E para que isso seja garantido ter a participação da sociedade civil é condição central, uma vez que esta agenda é sobre nós, sobre nossos corpos e demandas. Preocupa-nos que a delegação brasileira nesta CPD 2017 possui apenas uma representação da sociedade civil organizada através da Rede Brasileira de População e Brasileira - REBRAPD. Esta baixa e limitada participação não dialoga com a imensa contribuição que os movimentos sociais, pesquisadoras e pesquisadores, e o conjunto amplo da sociedade aportam historicamente para o desenvolvimento da agenda, em especial desde 1994. A participação, como disposto Constitucional, é o instrumento chave de fortalecimento democrático, e a necessidade de monitoramento no campo das políticas públicas e das relações internacionais do Brasil pela população brasileira, em sua diversidade, é o elemento que modula a indução sobre a implementação da ação pública, especialmente as correlatas à agenda populacional e no campo dos direitos humanos.

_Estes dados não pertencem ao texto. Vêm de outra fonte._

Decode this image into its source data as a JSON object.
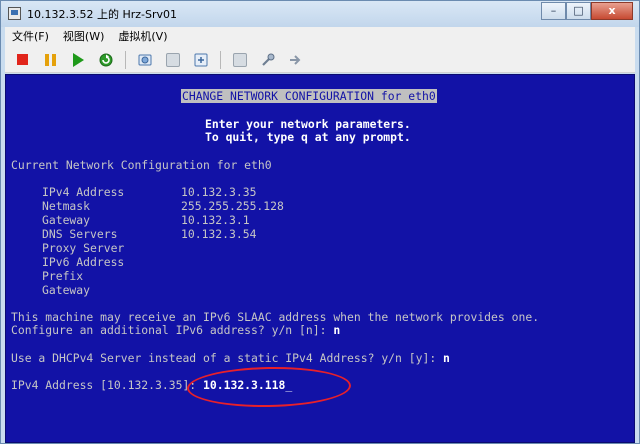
{
  "window": {
    "title": "10.132.3.52 上的 Hrz-Srv01",
    "minimize_label": "–",
    "maximize_label": "□",
    "close_label": "x"
  },
  "menu": {
    "items": [
      {
        "label": "文件(F)"
      },
      {
        "label": "视图(W)"
      },
      {
        "label": "虚拟机(V)"
      }
    ]
  },
  "toolbar": {
    "icons": [
      "stop-icon",
      "pause-icon",
      "play-icon",
      "reset-icon",
      "snapshot-icon",
      "revert-snapshot-icon",
      "manage-snapshot-icon",
      "console-icon",
      "settings-icon",
      "migrate-icon"
    ]
  },
  "console": {
    "heading": "CHANGE NETWORK CONFIGURATION for eth0",
    "intro_1": "Enter your network parameters.",
    "intro_2": "To quit, type q at any prompt.",
    "current_config_title": "Current Network Configuration for eth0",
    "fields": [
      {
        "label": "IPv4 Address",
        "value": "10.132.3.35"
      },
      {
        "label": "Netmask",
        "value": "255.255.255.128"
      },
      {
        "label": "Gateway",
        "value": "10.132.3.1"
      },
      {
        "label": "DNS Servers",
        "value": "10.132.3.54"
      },
      {
        "label": "Proxy Server",
        "value": ""
      },
      {
        "label": "IPv6 Address",
        "value": ""
      },
      {
        "label": "Prefix",
        "value": ""
      },
      {
        "label": "Gateway",
        "value": ""
      }
    ],
    "slaac_msg": "This machine may receive an IPv6 SLAAC address when the network provides one.",
    "ipv6_prompt": "Configure an additional IPv6 address? y/n [n]:",
    "ipv6_answer": "n",
    "dhcp_prompt": "Use a DHCPv4 Server instead of a static IPv4 Address? y/n [y]:",
    "dhcp_answer": "n",
    "ipv4_prompt": "IPv4 Address [10.132.3.35]:",
    "ipv4_input": "10.132.3.118",
    "cursor": "_"
  },
  "colors": {
    "console_bg": "#1212a6",
    "console_fg": "#c6c6c6",
    "annotation": "#e8202a"
  }
}
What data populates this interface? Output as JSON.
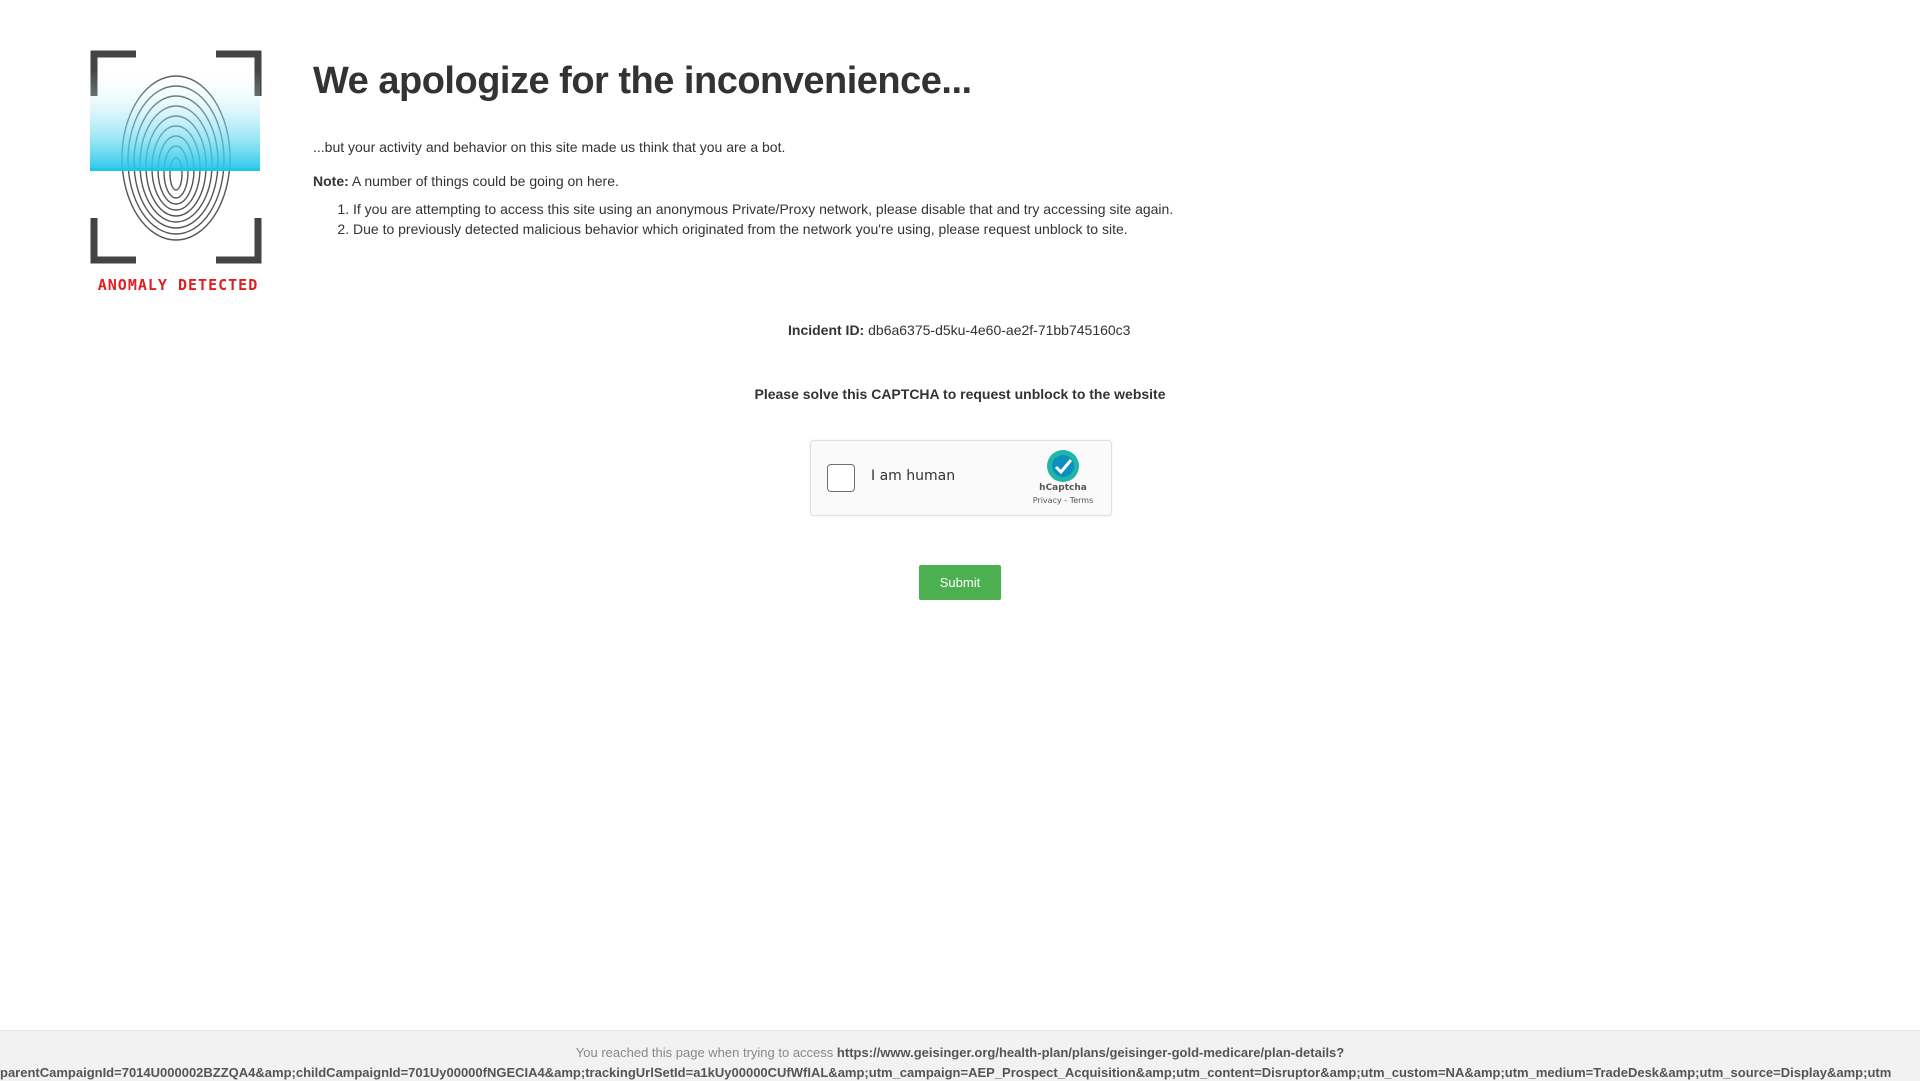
{
  "logo": {
    "badge_text": "ANOMALY DETECTED",
    "badge_color": "#e02020",
    "scan_color": "#1ec6e8"
  },
  "main": {
    "title": "We apologize for the inconvenience...",
    "intro": "...but your activity and behavior on this site made us think that you are a bot.",
    "note_label": "Note:",
    "note_text": "A number of things could be going on here.",
    "reasons": [
      "If you are attempting to access this site using an anonymous Private/Proxy network, please disable that and try accessing site again.",
      "Due to previously detected malicious behavior which originated from the network you're using, please request unblock to site."
    ]
  },
  "incident": {
    "label": "Incident ID:",
    "value": "db6a6375-d5ku-4e60-ae2f-71bb745160c3"
  },
  "captcha": {
    "prompt": "Please solve this CAPTCHA to request unblock to the website",
    "checkbox_label": "I am human",
    "provider": "hCaptcha",
    "privacy": "Privacy",
    "separator": " - ",
    "terms": "Terms",
    "accent_color": "#1fb6a8"
  },
  "submit_label": "Submit",
  "submit_color": "#4caf50",
  "footer": {
    "prefix": "You reached this page when trying to access",
    "url_line1": "https://www.geisinger.org/health-plan/plans/geisinger-gold-medicare/plan-details?",
    "url_line2": "parentCampaignId=7014U000002BZZQA4&amp;childCampaignId=701Uy00000fNGECIA4&amp;trackingUrlSetId=a1kUy00000CUfWfIAL&amp;utm_campaign=AEP_Prospect_Acquisition&amp;utm_content=Disruptor&amp;utm_custom=NA&amp;utm_medium=TradeDesk&amp;utm_source=Display&amp;utm"
  }
}
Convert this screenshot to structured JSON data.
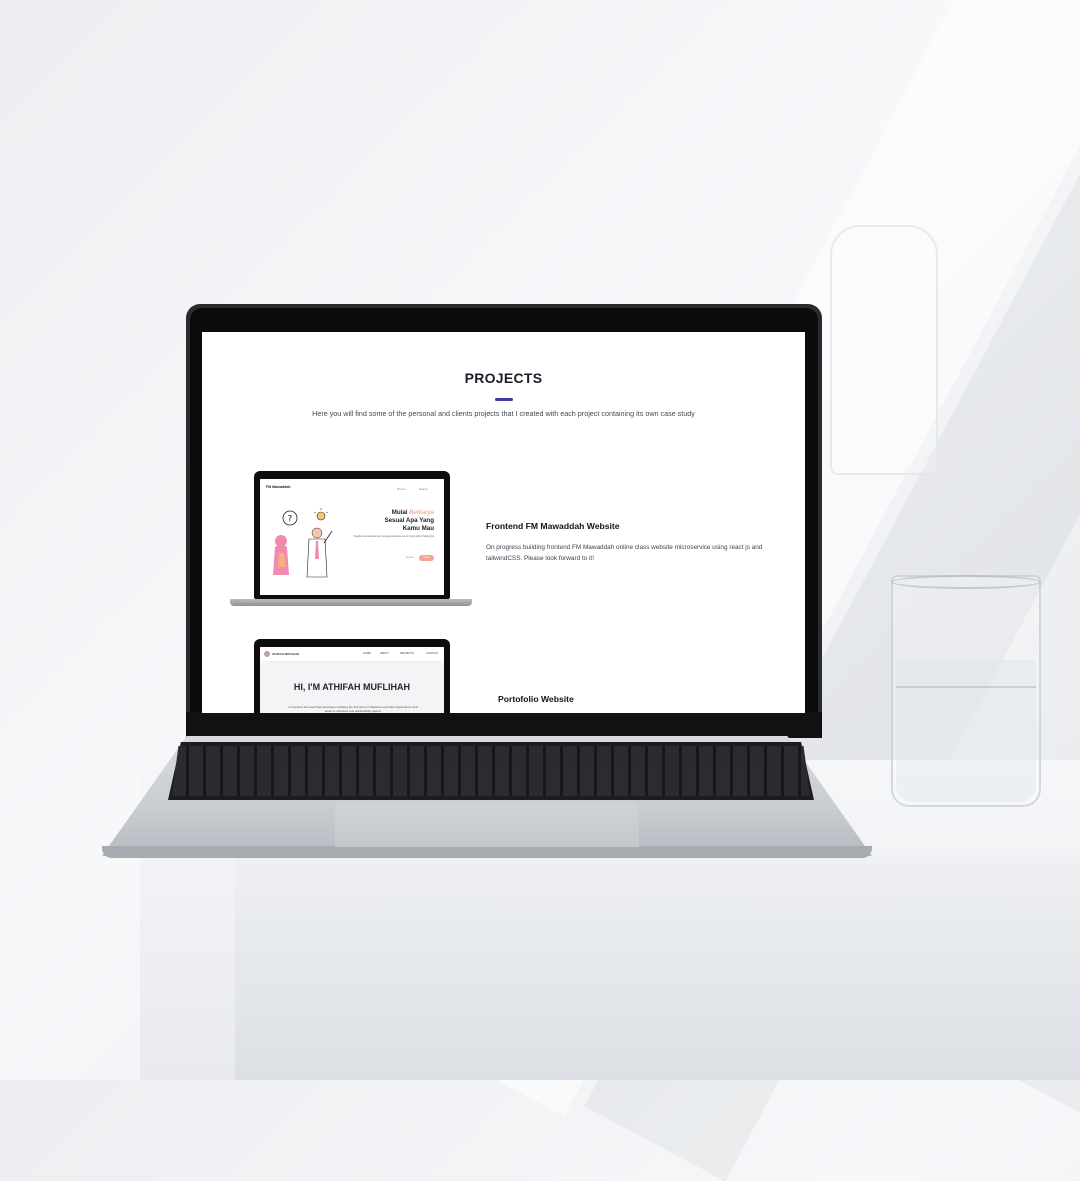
{
  "projects_page": {
    "title": "PROJECTS",
    "intro": "Here you will find some of the personal and clients projects that I created with each project containing its own case study",
    "accent_color": "#3b3ba3"
  },
  "projects": [
    {
      "title": "Frontend FM Mawaddah Website",
      "description": "On progress building frontend FM Mawaddah online class website microservice using react js and tailwindCSS. Please look forward to it!",
      "preview": {
        "brand": "FM Mawaddah",
        "nav": [
          "Mentor",
          "Masuk"
        ],
        "hero_line1_prefix": "Mulai ",
        "hero_line1_accent": "Berkarya",
        "hero_line2": "Sesual Apa Yang",
        "hero_line3": "Kamu Mau",
        "sub": "Tetapkan kemampuan dan berkarya bersama mentor yang ahli di bidangnya",
        "link": "Explore",
        "button": "Daftar",
        "accent_color": "#ef9a7a"
      }
    },
    {
      "title": "Portofolio Website",
      "description": "",
      "preview": {
        "brand": "ATHIFAH MUFLIHAH",
        "nav": [
          "HOME",
          "ABOUT",
          "PROJECTS",
          "CONTACT"
        ],
        "hero": "HI, I'M ATHIFAH MUFLIHAH",
        "sub": "A Frontend Focused Web Developer building the Frontend of Websites and Web Applications that leads to effortless and aesthetically deliver"
      }
    }
  ],
  "icons": [
    "question-icon",
    "lightbulb-icon"
  ]
}
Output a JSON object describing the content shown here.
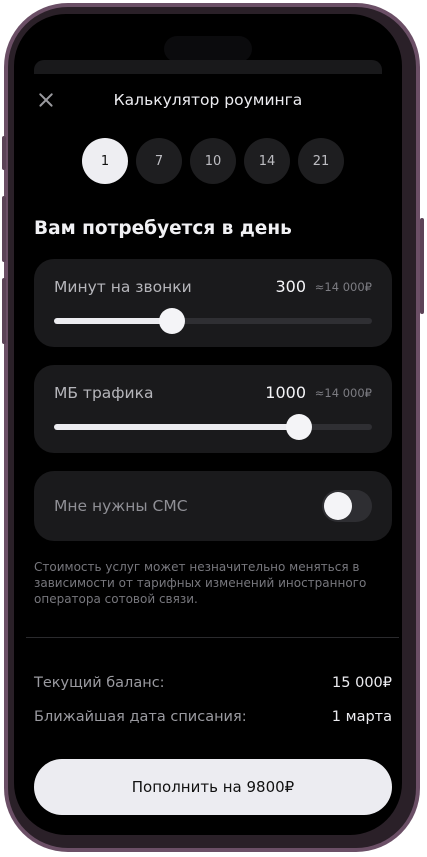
{
  "header": {
    "title": "Калькулятор роуминга",
    "close_icon": "close-icon"
  },
  "days": {
    "options": [
      "1",
      "7",
      "10",
      "14",
      "21"
    ],
    "selected": "1"
  },
  "section_title": "Вам потребуется в день",
  "minutes": {
    "label": "Минут на звонки",
    "value": "300",
    "approx": "≈14 000₽",
    "level_percent": 37
  },
  "traffic": {
    "label": "МБ трафика",
    "value": "1000",
    "approx": "≈14 000₽",
    "level_percent": 77
  },
  "sms": {
    "label": "Мне нужны СМС",
    "enabled": false
  },
  "note": "Стоимость услуг может незначительно меняться в зависимости от тарифных изменений иностранного оператора сотовой связи.",
  "summary": {
    "balance_label": "Текущий баланс:",
    "balance_value": "15 000₽",
    "charge_label": "Ближайшая дата списания:",
    "charge_value": "1 марта"
  },
  "cta_label": "Пополнить на 9800₽",
  "colors": {
    "background": "#000000",
    "card": "#1a1a1c",
    "accent": "#ececf0",
    "frame": "#6b4f66"
  }
}
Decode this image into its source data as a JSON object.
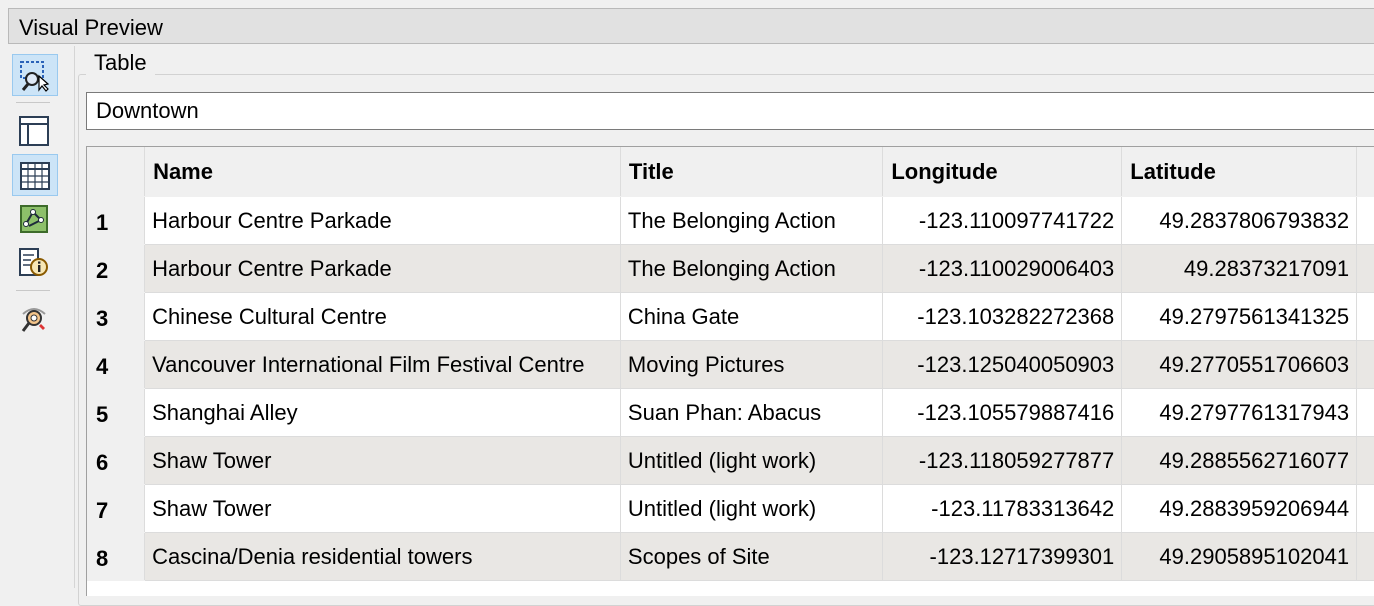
{
  "panel": {
    "title": "Visual Preview"
  },
  "toolbar": {
    "items": [
      {
        "icon": "select-zoom-icon",
        "active": true
      },
      {
        "icon": "panel-layout-icon",
        "active": false
      },
      {
        "icon": "table-view-icon",
        "active": true
      },
      {
        "icon": "graphics-view-icon",
        "active": false
      },
      {
        "icon": "feature-info-icon",
        "active": false
      },
      {
        "icon": "inspector-settings-icon",
        "active": false
      }
    ]
  },
  "group": {
    "label": "Table"
  },
  "table_selector": {
    "value": "Downtown"
  },
  "grid": {
    "columns": [
      "Name",
      "Title",
      "Longitude",
      "Latitude"
    ],
    "rows": [
      {
        "n": "1",
        "name": "Harbour Centre Parkade",
        "title": "The Belonging Action",
        "lon": "-123.110097741722",
        "lat": "49.2837806793832"
      },
      {
        "n": "2",
        "name": "Harbour Centre Parkade",
        "title": "The Belonging Action",
        "lon": "-123.110029006403",
        "lat": "49.28373217091"
      },
      {
        "n": "3",
        "name": "Chinese Cultural Centre",
        "title": "China Gate",
        "lon": "-123.103282272368",
        "lat": "49.2797561341325"
      },
      {
        "n": "4",
        "name": "Vancouver International Film Festival Centre",
        "title": "Moving Pictures",
        "lon": "-123.125040050903",
        "lat": "49.2770551706603"
      },
      {
        "n": "5",
        "name": "Shanghai Alley",
        "title": "Suan Phan: Abacus",
        "lon": "-123.105579887416",
        "lat": "49.2797761317943"
      },
      {
        "n": "6",
        "name": "Shaw Tower",
        "title": "Untitled (light work)",
        "lon": "-123.118059277877",
        "lat": "49.2885562716077"
      },
      {
        "n": "7",
        "name": "Shaw Tower",
        "title": "Untitled (light work)",
        "lon": "-123.11783313642",
        "lat": "49.2883959206944"
      },
      {
        "n": "8",
        "name": "Cascina/Denia residential towers",
        "title": "Scopes of Site",
        "lon": "-123.12717399301",
        "lat": "49.2905895102041"
      }
    ]
  }
}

As CPDs produzem referências para a produção de marcadores legais internos e adequação dos temas populacionais com o atual regime social. A 50ª. Sessão da CPD que começa hoje apresenta desafios e um compromisso maior de garantir que afetivamente "ninguem fique para trás", mas para isso é necessário e urgente que, através da participação efetiva dos diferentes sujeitos e grupos populacionais, todas as pessoas contem. Levar em conta a população, normativamente desde a CIPD 1994, traduz-se em ampliar os direitos e possibilidades de ser e estar no mundo dos sujeitos; apenas desta forma poderemos garantir que a agenda de população e desenvolvimento seja implementada e que a cheguemos em 2030 num mundo onde a sustentabilidade seja a efetiva matriz do desenvolvimento.
*Richarlls Martins é membro, pela sociedade civil, da delegação oficial do Brasil na 50ª Sessão da Comissão de População e Desenvolvimeto da ONU, articulador nacional da Rede Brasileira de População e Desenvolvimento/REBRAPD e membro da Comissão Nacional de População e Desenvolvimento do Brasil 2013-2015. Ele participa da 50ª CPD com apoio do UNFPA Brasil.